Naar het oordeel van het college is klager in zijn klaagschriften ontvankelijk voor zover de tuchtrechtelijke verwijten zien op de behandeling door verweerder van de verzoeken van klager en diens omgang met de onder zijn beheer vallende (medische) gegevens van klager en de vraag of de Wkkgz van toepassing is op het D.. Uit hoofde van zijn deskundigheid als GZ-psycholoog wordt verweerder immers geacht op de hoogte te zijn van de regelgeving omtrent inzage en afschrift van medische gegevens en de Wkkgz. Als (waarnemend) directeur van het D. in combinatie met de kennis uit hoofde van zijn deskundigheid als BIG-geregistreerde heeft hij beslist over de verstrekking van gegevens aan klager en geoordeeld dat het D. niet valt onder de Wkggz. Verweerder heeft zich aldus als bestuurder tevens begeven op het terrein waarop hij de deskundigheid bezit waarvoor hij is ingeschreven in het BIG-register.
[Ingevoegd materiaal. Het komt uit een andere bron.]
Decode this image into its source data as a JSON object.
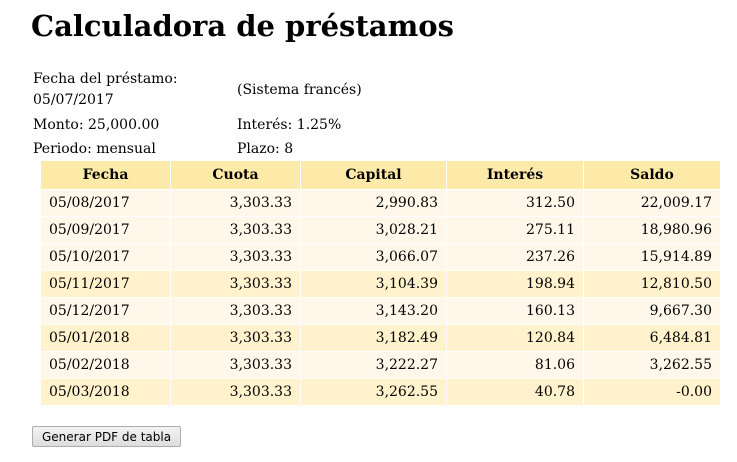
{
  "page": {
    "title": "Calculadora de préstamos"
  },
  "loan_info": {
    "fecha_label": "Fecha del préstamo:",
    "fecha_value": "05/07/2017",
    "sistema": "(Sistema francés)",
    "monto": "Monto: 25,000.00",
    "interes": "Interés: 1.25%",
    "periodo": "Periodo: mensual",
    "plazo": "Plazo: 8"
  },
  "table": {
    "headers": [
      "Fecha",
      "Cuota",
      "Capital",
      "Interés",
      "Saldo"
    ],
    "rows": [
      [
        "05/08/2017",
        "3,303.33",
        "2,990.83",
        "312.50",
        "22,009.17"
      ],
      [
        "05/09/2017",
        "3,303.33",
        "3,028.21",
        "275.11",
        "18,980.96"
      ],
      [
        "05/10/2017",
        "3,303.33",
        "3,066.07",
        "237.26",
        "15,914.89"
      ],
      [
        "05/11/2017",
        "3,303.33",
        "3,104.39",
        "198.94",
        "12,810.50"
      ],
      [
        "05/12/2017",
        "3,303.33",
        "3,143.20",
        "160.13",
        "9,667.30"
      ],
      [
        "05/01/2018",
        "3,303.33",
        "3,182.49",
        "120.84",
        "6,484.81"
      ],
      [
        "05/02/2018",
        "3,303.33",
        "3,222.27",
        "81.06",
        "3,262.55"
      ],
      [
        "05/03/2018",
        "3,303.33",
        "3,262.55",
        "40.78",
        "-0.00"
      ]
    ]
  },
  "actions": {
    "pdf_button": "Generar PDF de tabla"
  },
  "colors": {
    "header_bg": "#fde9a8",
    "row_light": "#fff8ea",
    "row_dark": "#fff2cc"
  }
}
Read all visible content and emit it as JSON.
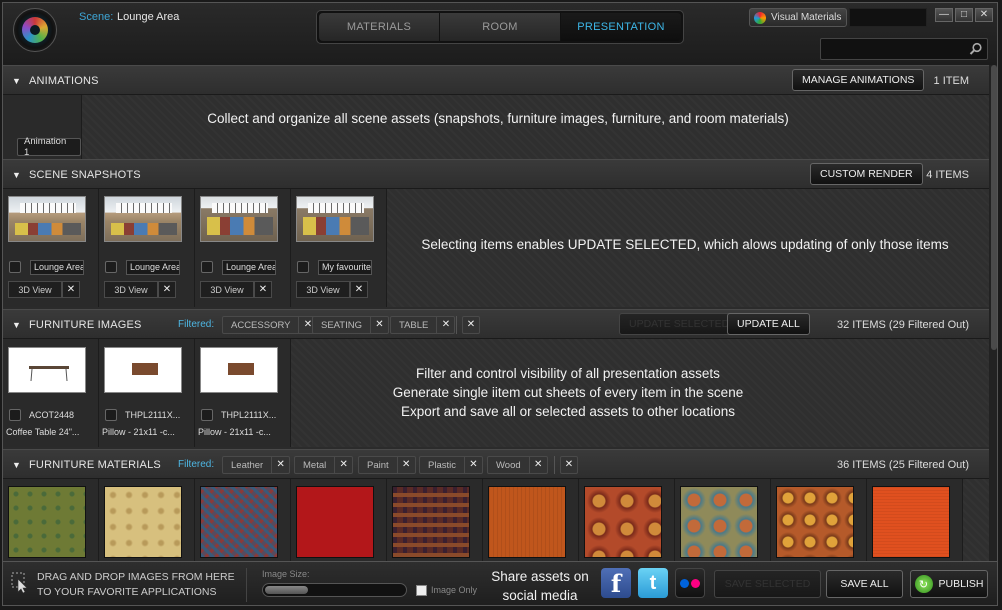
{
  "app": {
    "scene_label": "Scene:",
    "scene_name": "Lounge Area",
    "tabs": [
      {
        "label": "MATERIALS",
        "active": false
      },
      {
        "label": "ROOM",
        "active": false
      },
      {
        "label": "PRESENTATION",
        "active": true
      }
    ],
    "visual_materials_label": "Visual Materials",
    "search_placeholder": ""
  },
  "animations": {
    "title": "ANIMATIONS",
    "manage_button": "MANAGE ANIMATIONS",
    "count": "1 ITEM",
    "items": [
      "Animation 1"
    ],
    "hint": "Collect and organize all scene assets (snapshots, furniture images, furniture, and room materials)"
  },
  "snapshots": {
    "title": "SCENE SNAPSHOTS",
    "custom_render_button": "CUSTOM RENDER",
    "count": "4 ITEMS",
    "items": [
      {
        "name": "Lounge Area",
        "view": "3D View"
      },
      {
        "name": "Lounge Area",
        "view": "3D View"
      },
      {
        "name": "Lounge Area",
        "view": "3D View"
      },
      {
        "name": "My favourite",
        "view": "3D View"
      }
    ],
    "hint": "Selecting items enables UPDATE SELECTED, which alows updating of only those items"
  },
  "furniture_images": {
    "title": "FURNITURE IMAGES",
    "filtered_label": "Filtered:",
    "filters": [
      "ACCESSORY",
      "SEATING",
      "TABLE"
    ],
    "update_selected_button": "UPDATE SELECTED",
    "update_all_button": "UPDATE ALL",
    "count": "32 ITEMS (29 Filtered Out)",
    "items": [
      {
        "code": "ACOT2448",
        "desc": "Coffee Table 24\"..."
      },
      {
        "code": "THPL2111X...",
        "desc": "Pillow - 21x11 -c..."
      },
      {
        "code": "THPL2111X...",
        "desc": "Pillow - 21x11 -c..."
      }
    ],
    "hint_lines": [
      "Filter and control visibility of all presentation assets",
      "Generate single iitem cut sheets of every item in the scene",
      "Export and save all or selected assets to other locations"
    ]
  },
  "furniture_materials": {
    "title": "FURNITURE MATERIALS",
    "filtered_label": "Filtered:",
    "filters": [
      "Leather",
      "Metal",
      "Paint",
      "Plastic",
      "Wood"
    ],
    "count": "36 ITEMS (25 Filtered Out)",
    "swatch_colors": [
      "#6e7a35",
      "#d7c07e",
      "#5a4a5c",
      "#b3171a",
      "#5a2a26",
      "#c0561c",
      "#b34a2a",
      "#8f8a5a",
      "#b55a2a",
      "#e0501f"
    ]
  },
  "bottom": {
    "drag_line1": "DRAG AND DROP IMAGES FROM HERE",
    "drag_line2": "TO YOUR FAVORITE APPLICATIONS",
    "image_size_label": "Image Size:",
    "image_size_level": 0.3,
    "image_only_label": "Image Only",
    "share_line1": "Share assets on",
    "share_line2": "social media",
    "save_selected_button": "SAVE SELECTED",
    "save_all_button": "SAVE ALL",
    "publish_button": "PUBLISH"
  }
}
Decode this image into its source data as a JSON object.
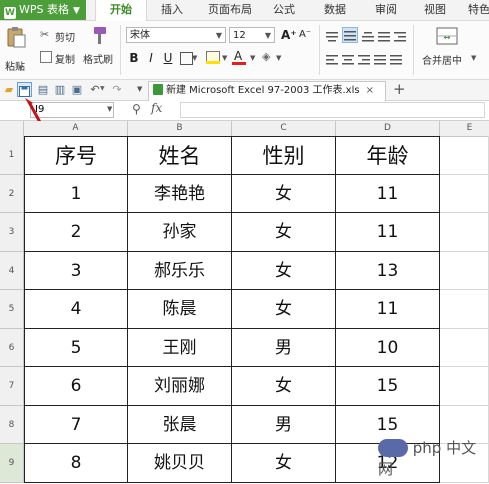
{
  "app": {
    "name": "WPS 表格"
  },
  "menu": [
    "开始",
    "插入",
    "页面布局",
    "公式",
    "数据",
    "审阅",
    "视图",
    "特色"
  ],
  "ribbon": {
    "paste": "粘贴",
    "cut": "剪切",
    "copy": "复制",
    "format_painter": "格式刷",
    "font_name": "宋体",
    "font_size": "12",
    "bold": "B",
    "italic": "I",
    "underline": "U",
    "grow_font": "A⁺",
    "shrink_font": "A⁻",
    "merge_center": "合并居中"
  },
  "document_tab": {
    "title": "新建 Microsoft Excel 97-2003 工作表.xls",
    "close": "×",
    "new": "+"
  },
  "formula_bar": {
    "name_box": "I9",
    "fx": "fx"
  },
  "columns": [
    "A",
    "B",
    "C",
    "D",
    "E"
  ],
  "rows": [
    {
      "num": "1",
      "cells": [
        "序号",
        "姓名",
        "性别",
        "年龄"
      ]
    },
    {
      "num": "2",
      "cells": [
        "1",
        "李艳艳",
        "女",
        "11"
      ]
    },
    {
      "num": "3",
      "cells": [
        "2",
        "孙家",
        "女",
        "11"
      ]
    },
    {
      "num": "4",
      "cells": [
        "3",
        "郝乐乐",
        "女",
        "13"
      ]
    },
    {
      "num": "5",
      "cells": [
        "4",
        "陈晨",
        "女",
        "11"
      ]
    },
    {
      "num": "6",
      "cells": [
        "5",
        "王刚",
        "男",
        "10"
      ]
    },
    {
      "num": "7",
      "cells": [
        "6",
        "刘丽娜",
        "女",
        "15"
      ]
    },
    {
      "num": "8",
      "cells": [
        "7",
        "张晨",
        "男",
        "15"
      ]
    },
    {
      "num": "9",
      "cells": [
        "8",
        "姚贝贝",
        "女",
        "12"
      ]
    }
  ],
  "watermark": "php 中文网",
  "colors": {
    "brand": "#4c9e3a",
    "active_tab": "#3d8c2b",
    "arrow": "#c0141a"
  }
}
Aan het weerslagcriterium is tot slot zonder meer voldaan: het gaat om onderzoeksgegevens van werkenden in de gezondheidszorg die betrekking hebben op klager zelf en om diens klachtrecht.

5.3

Ter zitting heeft het college de toelaatbaarheid van de klacht in het tweede aanvullend klaagschrift besproken met partijen en nadien geoordeeld dat dit klaagschrift in de onderhavige zaak wordt betrokken.

5.4

Het college gaat nu over tot de beoordeling van de klachten a tot en met f en voor zover nog nodig, de ontvankelijkheid van de onderscheiden klachten. Daarbij stelt het college voorop dat het bij de tuchtrechtelijke toetsing van professioneel handelen er niet om gaat of dat handelen beter had gekund, maar om het geven van een antwoord op de vraag of de beroepsbeoefenaar bij het beroepsmatig handelen is gebleven binnen de grenzen van een redelijk bekwame beroepsuitoefening, rekening houdend met de stand van de wetenschap ten tijde van het klachtwaardig geachte handelen en met hetgeen toen in de beroepsgroep ter zake als norm of standaard was aanvaard.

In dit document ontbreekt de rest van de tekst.